Ohio National Guard Convinces Court to Review Whether Federal Labor Relations Authority Can Regulate Labor-Relations Issues Involving State National Guards

In Ohio Adjutant General’s Department v. Federal Labor Relations Authority (FLRA), the Court will decide whether the Civil Service Reform Act of 1978 gives the FLRA authority to regulate federal labor-relations disputes between state national guards – here, the Ohio National Guard – and unions representing the full-time “technicians” who work for them. These technicians are often described as “dual-status” because, while they hold a military grade and are supervised by state officials, federal law characterizes them as civilian federal employees for the purpose of federal benefits statutes and the Federal Tort Claims Act. 

The key statutory provision here authorizes the FLRA to regulate labor-relations issues involving employees of an “Executive agency,” defines as “an Executive department, a Government corporation, and an independent establishment” – with “independent establishment” in turn defined as “an establishment in the executive branch … which is not an Executive department, military department, [or] Government corporation.”

The Ohio National Guard contends that a state national guard does not qualify under any of these definitions, for it is not a corporation (and thus not a “Government corporation”) and is not part of the executive branch of the federal government (and thus not an “Executive department” or “independent establishment”). 

The U.S. Court of Appeals for the Sixth Circuit held otherwise: Joining all of the several other circuits to consider the question, it concluded that “in their capacity as employers of dual-status technicians … state national guards are executive agencies.” Acknowledging this unanimity among the circuits, the Ohio National Guard asked the Supreme Court to nevertheless consider this question for itself – and to further decide, if the FLRA does apply to state militias, whether it is unconstitutional. 

Notwithstanding the lack of a circuit split, the Supreme Court agreed to consider the Guard’s statutory question while declining to consider its constitutional question – all of which signal the Guard has good odds of persuading the Court to adopt its interpretation of “Executive agency.”

Court Will Decide How to Characterize and Satisfy Immigration Law’s Administrative-Exhaustion Rule

In Santos-Zacaria v.

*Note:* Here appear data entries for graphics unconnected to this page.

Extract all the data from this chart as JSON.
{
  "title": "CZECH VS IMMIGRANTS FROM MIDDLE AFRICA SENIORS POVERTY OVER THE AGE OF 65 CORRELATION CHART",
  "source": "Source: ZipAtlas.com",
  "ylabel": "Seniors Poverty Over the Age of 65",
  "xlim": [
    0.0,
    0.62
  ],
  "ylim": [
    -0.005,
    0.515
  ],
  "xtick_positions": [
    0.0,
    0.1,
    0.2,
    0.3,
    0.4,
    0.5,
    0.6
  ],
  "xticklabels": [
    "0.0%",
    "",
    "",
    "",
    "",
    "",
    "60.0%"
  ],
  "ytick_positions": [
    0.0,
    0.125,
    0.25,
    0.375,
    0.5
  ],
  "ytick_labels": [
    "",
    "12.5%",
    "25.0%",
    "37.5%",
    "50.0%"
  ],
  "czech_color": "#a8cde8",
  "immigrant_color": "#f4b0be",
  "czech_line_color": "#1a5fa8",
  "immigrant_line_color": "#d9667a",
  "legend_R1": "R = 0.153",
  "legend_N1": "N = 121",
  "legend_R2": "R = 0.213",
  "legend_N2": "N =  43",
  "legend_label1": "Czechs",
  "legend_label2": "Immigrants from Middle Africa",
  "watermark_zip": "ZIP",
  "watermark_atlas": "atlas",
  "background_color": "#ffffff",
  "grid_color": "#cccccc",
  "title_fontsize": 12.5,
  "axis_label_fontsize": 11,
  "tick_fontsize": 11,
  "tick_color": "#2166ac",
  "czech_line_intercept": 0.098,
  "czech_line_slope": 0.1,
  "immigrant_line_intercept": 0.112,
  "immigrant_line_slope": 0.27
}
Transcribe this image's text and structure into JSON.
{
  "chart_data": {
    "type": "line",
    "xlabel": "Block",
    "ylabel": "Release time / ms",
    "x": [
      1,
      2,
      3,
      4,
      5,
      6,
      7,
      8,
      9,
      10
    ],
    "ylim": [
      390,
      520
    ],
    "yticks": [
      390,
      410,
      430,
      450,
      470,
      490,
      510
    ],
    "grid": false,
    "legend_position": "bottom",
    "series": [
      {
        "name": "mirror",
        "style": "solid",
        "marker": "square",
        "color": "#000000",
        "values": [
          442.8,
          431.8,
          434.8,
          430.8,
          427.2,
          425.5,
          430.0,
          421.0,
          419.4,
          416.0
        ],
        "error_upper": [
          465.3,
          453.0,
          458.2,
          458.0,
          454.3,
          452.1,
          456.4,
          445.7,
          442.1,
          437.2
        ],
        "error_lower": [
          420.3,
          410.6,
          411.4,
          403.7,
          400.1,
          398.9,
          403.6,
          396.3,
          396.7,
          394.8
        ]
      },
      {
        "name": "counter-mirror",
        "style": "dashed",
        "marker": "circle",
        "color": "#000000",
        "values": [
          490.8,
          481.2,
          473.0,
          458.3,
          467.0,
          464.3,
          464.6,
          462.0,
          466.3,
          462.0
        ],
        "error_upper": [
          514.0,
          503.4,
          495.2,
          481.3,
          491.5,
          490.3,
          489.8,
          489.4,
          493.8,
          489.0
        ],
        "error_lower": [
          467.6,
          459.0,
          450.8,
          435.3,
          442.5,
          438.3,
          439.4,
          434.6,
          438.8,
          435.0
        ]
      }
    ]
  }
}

Garland, the Court will again take up the task of distinguishing between jurisdictional requirements and claim-processing rules. As the Court explained last term, the “distinction matters” because “[j]urisdictional requirements cannot be waived or forfeited, must be raised by courts sua sponte, and … do not allow for equitable exceptions.”

Here, the Court will examine a provision of immigration law that permits a federal court to “review a final order of removal only if … the alien has exhausted all administrative remedies available to the alien as of right.” The U.S. Court of Appeals for the Fifth Circuit treated this as a jurisdictional rule – it raised the issue itself and dismissed for failure to exhaust – and the Supreme Court will now decide whether the Fifth Circuit was correct to do so.

In addition to characterizing this administrative-exhaustion rule, the Court has also agreed to decide what non-citizens must do to satisfy the rule when they seek to argue that the Board of Immigration Appeals (BIA) engaged in impermissible fact-finding. The Fifth Circuit held that, in this situation, the non-citizen must file a motion to reconsider with the BIA. The petitioner, meanwhile, argues that the decision whether to grant such motions lies within the BIA’s discretion, and that BIA reconsideration is therefore not an administrative remedy “available to the alien as of right.” Immigration lawyers around the country will be looking to see who the Court decides is right.